Agora, a atriz volta a disputar a estatueta por Blue Jasmine (2013), no qual foi dirigida por outro velho mestre do cinema, Woody Allen. Em Blue Jasmine, Cate interpreta Jeanette, que adotou o nome Jasmine quando se casou com um marido rico. Porém, quando os negócios escusos do marido dela são descobertos, ele é preso e ela perde tudo, sendo forçada a um padrão de vida mais humilde e a voltar a morar com a irmã de criação. Jasmine, no entanto, não consegue deixar o passado para trás e se mostra cada vez mais perturbada. É uma pessoa auto iludida e incapaz de ver a realidade. O convívio dela com a irmã causa mudanças nas vidas de ambas, não necessariamente para melhor.

Para viver a personagem, Woody Allen precisava de alguém capaz de transmitir a sua loucura, mas também atrair o publico e deixa-lo interessado nela. Cate cumpre esses dois requisitos. Ela é ora cativante, ora repulsiva para o espectador, e a atriz dá vida a todas as suas nuances. O publico se pega sentindo alternadamente raiva, empatia e pena dessa mulher tão aprisionada pelos seus próprios demônios.

Pelo seu trabalho em Blue Jasmine, Cate Blanchett já ganhou o Globo de Ouro, o BAFTA, o prêmio da Sociedade Nacional de Críticos de Cinema e do Sindicato dos Atores, entre outros. Só falta o Oscar para consagrá-la de vez, e ela é a franca favorita… Nas últimas semanas, com a polêmica em torno de Woody Allen ressurgindo – a velha suspeita, nunca comprovada, de que ele tenha abusado da filha Dylan – alguns veículos e profissionais chegaram a se questionar se as chances de Cate no Oscar seriam prejudicadas por causa disso. Não acredito que isso ocorra, e seria uma pena se fatores externos à obra e que não têm nada a ver com o filme impedissem o reconhecimento de um dos melhores trabalhos de atuação dos últimos anos.

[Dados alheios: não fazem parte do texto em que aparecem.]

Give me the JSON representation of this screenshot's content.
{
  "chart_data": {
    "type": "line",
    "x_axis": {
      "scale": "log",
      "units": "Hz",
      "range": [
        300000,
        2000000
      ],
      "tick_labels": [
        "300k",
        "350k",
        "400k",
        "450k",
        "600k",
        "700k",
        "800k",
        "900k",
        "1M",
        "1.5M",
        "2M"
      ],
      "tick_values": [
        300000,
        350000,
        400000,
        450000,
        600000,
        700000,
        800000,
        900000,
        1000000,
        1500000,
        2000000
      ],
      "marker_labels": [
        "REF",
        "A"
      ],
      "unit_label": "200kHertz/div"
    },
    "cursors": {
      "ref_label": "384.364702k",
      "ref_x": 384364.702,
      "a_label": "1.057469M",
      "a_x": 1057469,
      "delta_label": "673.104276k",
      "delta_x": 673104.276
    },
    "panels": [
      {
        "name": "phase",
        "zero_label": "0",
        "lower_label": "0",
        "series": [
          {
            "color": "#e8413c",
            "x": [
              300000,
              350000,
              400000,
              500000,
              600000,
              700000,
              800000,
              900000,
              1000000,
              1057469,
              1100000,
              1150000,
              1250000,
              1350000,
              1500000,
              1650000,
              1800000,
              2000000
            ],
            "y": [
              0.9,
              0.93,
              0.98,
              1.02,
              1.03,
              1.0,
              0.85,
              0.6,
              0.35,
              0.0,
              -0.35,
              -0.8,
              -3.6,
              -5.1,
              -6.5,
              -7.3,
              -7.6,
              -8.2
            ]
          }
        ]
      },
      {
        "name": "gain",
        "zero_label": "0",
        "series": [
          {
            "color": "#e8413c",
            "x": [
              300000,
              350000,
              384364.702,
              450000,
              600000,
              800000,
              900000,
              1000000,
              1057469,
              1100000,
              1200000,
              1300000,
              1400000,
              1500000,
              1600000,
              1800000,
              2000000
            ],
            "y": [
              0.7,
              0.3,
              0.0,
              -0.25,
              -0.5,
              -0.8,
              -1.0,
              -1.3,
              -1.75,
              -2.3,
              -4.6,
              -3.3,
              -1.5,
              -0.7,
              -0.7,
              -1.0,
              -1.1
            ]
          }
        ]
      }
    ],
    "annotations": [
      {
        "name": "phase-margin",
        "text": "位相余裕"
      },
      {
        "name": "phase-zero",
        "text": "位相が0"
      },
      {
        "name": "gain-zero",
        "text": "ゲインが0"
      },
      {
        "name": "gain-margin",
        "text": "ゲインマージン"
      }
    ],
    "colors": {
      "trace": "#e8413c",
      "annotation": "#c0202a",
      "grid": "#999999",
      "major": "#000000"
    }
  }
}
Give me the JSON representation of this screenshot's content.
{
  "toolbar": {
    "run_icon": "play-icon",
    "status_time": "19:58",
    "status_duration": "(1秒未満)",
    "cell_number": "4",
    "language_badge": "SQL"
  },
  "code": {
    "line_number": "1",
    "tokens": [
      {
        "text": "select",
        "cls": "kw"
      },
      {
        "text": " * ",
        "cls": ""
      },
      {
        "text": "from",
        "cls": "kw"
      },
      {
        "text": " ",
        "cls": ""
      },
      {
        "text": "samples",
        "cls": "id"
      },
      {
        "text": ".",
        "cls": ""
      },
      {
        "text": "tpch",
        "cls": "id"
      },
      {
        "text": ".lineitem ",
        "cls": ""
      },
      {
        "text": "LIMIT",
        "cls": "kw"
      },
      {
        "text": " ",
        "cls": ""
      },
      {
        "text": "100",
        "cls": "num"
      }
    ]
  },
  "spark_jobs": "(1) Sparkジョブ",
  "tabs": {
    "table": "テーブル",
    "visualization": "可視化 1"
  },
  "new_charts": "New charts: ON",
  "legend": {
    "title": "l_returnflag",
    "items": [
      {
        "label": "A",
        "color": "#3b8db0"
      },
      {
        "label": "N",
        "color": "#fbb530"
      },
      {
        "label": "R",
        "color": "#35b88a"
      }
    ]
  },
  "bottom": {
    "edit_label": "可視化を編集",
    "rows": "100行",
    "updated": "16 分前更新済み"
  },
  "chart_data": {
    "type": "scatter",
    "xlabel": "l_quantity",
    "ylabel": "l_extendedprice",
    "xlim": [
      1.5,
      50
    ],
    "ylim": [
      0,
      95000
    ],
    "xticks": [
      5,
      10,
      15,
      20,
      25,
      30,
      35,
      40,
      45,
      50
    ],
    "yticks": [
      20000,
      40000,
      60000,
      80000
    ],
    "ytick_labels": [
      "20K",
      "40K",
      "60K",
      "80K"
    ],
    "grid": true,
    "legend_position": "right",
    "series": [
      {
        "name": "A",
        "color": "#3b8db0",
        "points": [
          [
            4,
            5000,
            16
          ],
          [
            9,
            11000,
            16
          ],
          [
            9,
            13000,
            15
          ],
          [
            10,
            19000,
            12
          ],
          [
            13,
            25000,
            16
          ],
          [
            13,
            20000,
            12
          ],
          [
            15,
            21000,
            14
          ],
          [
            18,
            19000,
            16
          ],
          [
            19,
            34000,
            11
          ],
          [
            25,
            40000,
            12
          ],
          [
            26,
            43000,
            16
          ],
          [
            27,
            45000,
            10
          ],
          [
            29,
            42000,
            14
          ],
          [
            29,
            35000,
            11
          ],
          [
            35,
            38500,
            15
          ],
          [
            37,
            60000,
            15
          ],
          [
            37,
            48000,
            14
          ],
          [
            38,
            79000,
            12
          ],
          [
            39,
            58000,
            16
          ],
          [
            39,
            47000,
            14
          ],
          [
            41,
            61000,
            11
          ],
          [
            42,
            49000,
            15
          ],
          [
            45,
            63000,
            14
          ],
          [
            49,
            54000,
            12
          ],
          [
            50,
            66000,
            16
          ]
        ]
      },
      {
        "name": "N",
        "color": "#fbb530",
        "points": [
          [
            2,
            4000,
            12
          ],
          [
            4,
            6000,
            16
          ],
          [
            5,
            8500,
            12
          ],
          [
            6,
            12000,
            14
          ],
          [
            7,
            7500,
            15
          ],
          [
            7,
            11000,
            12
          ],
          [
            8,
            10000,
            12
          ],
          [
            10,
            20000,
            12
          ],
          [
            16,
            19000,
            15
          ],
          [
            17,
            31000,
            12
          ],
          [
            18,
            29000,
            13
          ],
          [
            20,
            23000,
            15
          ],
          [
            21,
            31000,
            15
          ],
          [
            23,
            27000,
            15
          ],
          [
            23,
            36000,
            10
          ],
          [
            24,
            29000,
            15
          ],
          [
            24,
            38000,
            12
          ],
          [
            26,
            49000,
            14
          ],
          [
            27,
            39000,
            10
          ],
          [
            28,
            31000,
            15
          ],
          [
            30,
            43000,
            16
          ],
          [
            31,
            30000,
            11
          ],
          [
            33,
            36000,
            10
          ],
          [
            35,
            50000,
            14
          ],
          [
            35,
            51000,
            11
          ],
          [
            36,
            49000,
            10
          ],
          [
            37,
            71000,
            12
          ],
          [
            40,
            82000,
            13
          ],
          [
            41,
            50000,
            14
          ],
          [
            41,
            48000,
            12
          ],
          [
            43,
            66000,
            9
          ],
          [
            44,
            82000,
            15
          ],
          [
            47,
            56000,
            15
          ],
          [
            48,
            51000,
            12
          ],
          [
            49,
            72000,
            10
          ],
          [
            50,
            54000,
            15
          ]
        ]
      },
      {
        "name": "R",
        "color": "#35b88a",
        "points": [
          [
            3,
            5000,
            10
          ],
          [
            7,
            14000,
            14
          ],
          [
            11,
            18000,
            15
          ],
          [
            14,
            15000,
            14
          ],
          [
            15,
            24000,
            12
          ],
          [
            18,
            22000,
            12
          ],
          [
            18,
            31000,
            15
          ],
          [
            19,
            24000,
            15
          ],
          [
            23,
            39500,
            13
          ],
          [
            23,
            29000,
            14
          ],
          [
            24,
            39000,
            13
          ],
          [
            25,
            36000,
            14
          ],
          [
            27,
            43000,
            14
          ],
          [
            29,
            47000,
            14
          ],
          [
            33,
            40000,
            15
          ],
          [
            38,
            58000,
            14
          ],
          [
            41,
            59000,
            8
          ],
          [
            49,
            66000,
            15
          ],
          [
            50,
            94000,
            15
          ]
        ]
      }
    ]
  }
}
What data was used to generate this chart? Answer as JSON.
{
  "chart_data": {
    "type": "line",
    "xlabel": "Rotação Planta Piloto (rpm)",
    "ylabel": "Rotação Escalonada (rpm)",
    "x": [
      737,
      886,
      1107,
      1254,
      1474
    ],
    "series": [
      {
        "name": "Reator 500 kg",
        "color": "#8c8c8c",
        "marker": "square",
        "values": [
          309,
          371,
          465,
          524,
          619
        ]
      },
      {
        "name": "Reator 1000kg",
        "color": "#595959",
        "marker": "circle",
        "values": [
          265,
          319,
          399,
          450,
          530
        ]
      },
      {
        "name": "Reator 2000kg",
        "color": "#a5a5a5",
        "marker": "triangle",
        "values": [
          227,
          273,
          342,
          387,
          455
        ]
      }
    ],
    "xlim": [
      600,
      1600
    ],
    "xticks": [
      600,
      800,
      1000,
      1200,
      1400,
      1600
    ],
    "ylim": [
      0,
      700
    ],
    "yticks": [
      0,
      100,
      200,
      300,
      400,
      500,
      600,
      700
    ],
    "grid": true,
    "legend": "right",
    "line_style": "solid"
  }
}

Caso Cate Blanchett vença o Oscar, como parece certo, a estatueta representará uma consagração merecida. Além disso, ela entrará para aquele seleto grupo de atrizes que ganharam mais de uma vez. Tudo isso será muito bom para sua carreira e aumentará ainda mais seu cacife, mas o fato é que, a essa altura do campeonato, o Oscar representa a “cereja do bolo”. Ela já é uma das melhores atrizes do mundo, alguém capaz de transitar facilmente entre superproduções e filmes pequenos, entre papeis densos e outros mais leves, e que sempre parece estar se divertindo com seu trabalho. Se o Oscar por Blue Jasmine significar mais dessa diversão e mais papeis interessantes num futuro próximo, então a Academia terá prestado um serviço aos espectadores de cinema do mundo.